Prognosis & Return to Activity
The prognosis for ITBS is generally very good with appropriate management. Many people improve over a few weeks to a few months, depending on how irritable the condition is, how long it has been present, and how well training load is adjusted.
In early presentations, symptoms may settle quickly once hills and excessive volume are reduced and a strengthening plan is started. More persistent cases often take longer because the tissues have become more sensitive and because strength endurance and running mechanics need time to change.
A common reason for slow recovery is returning to downhill running, trail running, or speed sessions too early. A physiotherapist will usually guide a stepwise return where flat running tolerance is rebuilt first, then intensity, and only later hills and uneven surfaces.
Complications
- Persistent lateral knee pain that limits running, cycling, and sport participation if load is not managed early.
- Recurring flare-ups from repeated training spikes, particularly hills and speed work reintroduced too quickly.
- Secondary hip, gluteal, or calf overuse symptoms if the runner compensates with altered mechanics for long periods.
- Reduced fitness and confidence if prolonged rest replaces graded rehab and return-to-run progression.
Preventing Recurrence
- Increase running volume and intensity gradually, especially after time off. ITBS commonly flares after sudden load spikes, particularly with hills.
- Build and maintain hip abductor and glute strength endurance so pelvic control does not collapse late in runs, reducing lateral knee compression risk.
- Introduce hills and downhill running progressively. Start with gentle gradients and short exposures before longer trail or hill sessions.
- Avoid repeatedly running on cambered surfaces in the same direction. Rotate routes and track direction where possible.
- Keep a consistent weekly baseline and avoid stacking multiple hard sessions without recovery days, as fatigue-driven technique changes can increase lateral knee load.
- If cycling is your trigger, review bike setup and avoid low-cadence grinding for long periods, especially when returning after a break.
When to See a Physio
- You have outer knee pain that appears during running or cycling and is not improving within 1 to 2 weeks.

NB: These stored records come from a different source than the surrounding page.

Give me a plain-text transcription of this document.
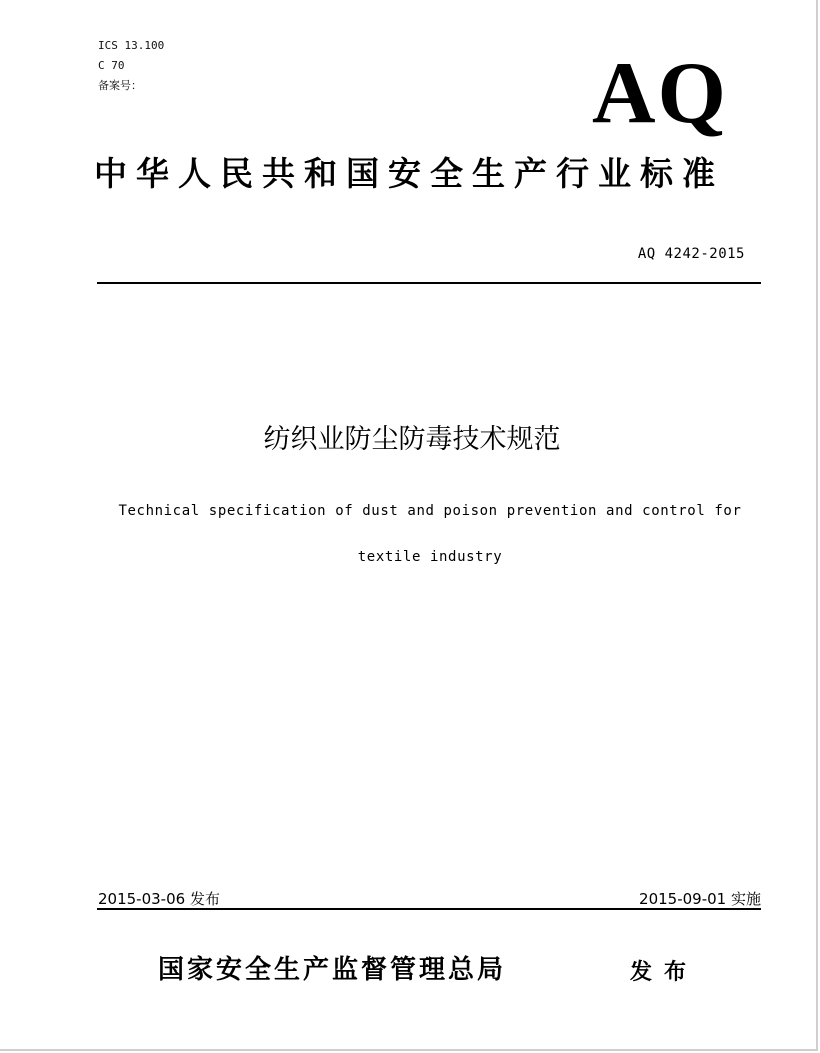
ICS 13.100
C 70
备案号：	AQ
中华人民共和国安全生产行业标准
AQ 4242-2015
纺织业防尘防毒技术规范
Technical specification of dust and poison prevention and control for
textile industry
2015-03-06 发布	2015-09-01 实施
国家安全生产监督管理总局	发布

- Pain is worsening, occurring earlier in sessions, or starting to affect walking, stairs, or daily activities.
- You keep getting recurring ITBS flare-ups every time you reintroduce hills or speed work and need a structured return-to-run plan.
- You have swelling, locking, or catching sensations that may suggest another diagnosis and need screening.
- You are training for an event and want physiotherapy programming to maintain fitness while settling symptoms.
- You suspect bike fit or running technique issues and want targeted assessment and modifications.